On another note, Grey’s Anatomy actress and director Chandra Wilson says if she took the time to consider what it means to be a woman working in a male dominated industry, she wouldn’t be where she is today.
“I put my faith in my steps as opposed to the people that are around me. My steps are getting me where I need to get to in life. I know that I’m exactly where I’m supposed to be,” Wilson said. “Faith comes in the movement, not in the sitting back thinking about it. What I see is people that aren’t trying to climb but people that are stepping,” she added.
“The Have and the Have Nots,” actress Tika Sumpter also attended the gala and said that while it’s a great time to be a woman, we still have work to do for the generation of women and young girls that trails us.
“We still have to push the needle forward to continue to open the doors for young women like my daughter eventually. I think it’s a beautiful time. Women show up and they show out, and they spend their money on the things that they really want to see. Hollywood is now seeing, oh there’s this whole other side of people who have been neglected time for a really long time,” Sumpter said.

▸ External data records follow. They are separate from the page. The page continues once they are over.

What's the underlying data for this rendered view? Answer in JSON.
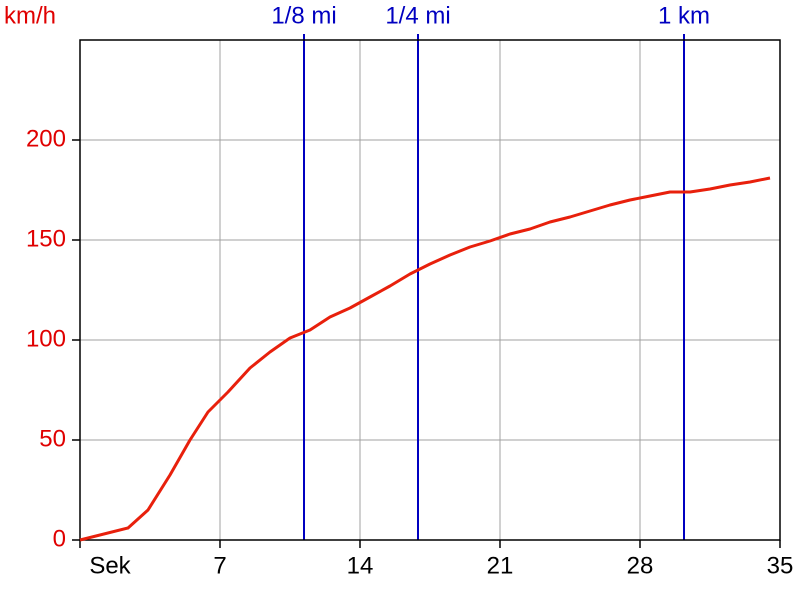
{
  "chart_data": {
    "type": "line",
    "ylabel": "km/h",
    "x": [
      0,
      2.4,
      3.4,
      4.5,
      5.5,
      6.4,
      7.4,
      8.5,
      9.5,
      10.5,
      11.5,
      12.5,
      13.5,
      14.5,
      15.5,
      16.5,
      17.5,
      18.5,
      19.5,
      20.5,
      21.5,
      22.5,
      23.5,
      24.5,
      25.5,
      26.5,
      27.5,
      28.5,
      29.5,
      30.5,
      31.5,
      32.5,
      33.5,
      34.5
    ],
    "series": [
      {
        "color": "#e8200c",
        "values": [
          0,
          6,
          15,
          32.5,
          50,
          64,
          74,
          86,
          94,
          101,
          105,
          111.5,
          116,
          121.5,
          127,
          133,
          138,
          142.5,
          146.5,
          149.5,
          153,
          155.5,
          159,
          161.5,
          164.5,
          167.5,
          170,
          172,
          174,
          174,
          175.5,
          177.5,
          179,
          181
        ]
      }
    ],
    "xlim": [
      0,
      35
    ],
    "xticks": [
      {
        "value": 0,
        "label": "Sek"
      },
      7,
      14,
      21,
      28,
      35
    ],
    "ylim": [
      0,
      250
    ],
    "yticks": [
      0,
      50,
      100,
      150,
      200
    ],
    "grid": true,
    "ylabel_color": "#e00000",
    "markers": [
      {
        "value": 11.2,
        "label": "1/8 mi"
      },
      {
        "value": 16.9,
        "label": "1/4 mi"
      },
      {
        "value": 30.2,
        "label": "1 km"
      }
    ],
    "marker_color": "#0000c0"
  }
}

“You also get to see different people on screen, different from your own stories. I think everyone’s interested in that. No one wants the same story over and over again and there’s no variation, so it’s an exciting time,” she added.
The ladies also dropped some major gems for aspiring women directors, writers and media professionals. We asked Bythewood about the “Issa Rae’s” of the world creating, writing, directing and acting in their own projects, and the keys to working through a seemingly saturated market.
“Some people try and break into this business by writing what they think people want to see, you got to start by writing what you want to see,” Bythewood said. “Be passionate because it’s going to get you to overcome ‘no.’ You’re going to put a script out and everyone’s going to hate it or turn it down but what’s gets you up off the floor and to keep fighting is if you’re passionate,” she continued.
“Everything, Everything,” director Stella Meghie says that women must never apologize for their creative genius and influence behind the scenes. Her advice was simply to “push your way through.”
Ultimately, Chandra Wilson says pressing through to greatness is a matter of believing in your work and putting in the work. “When you sit back and you’re asking for permission all the time, that’s when the no’s can come, but if you just start to create and start working in the direction of where you’re trying to get to, you’ll be amazed at the doors that start to open for you,” Wilson declared.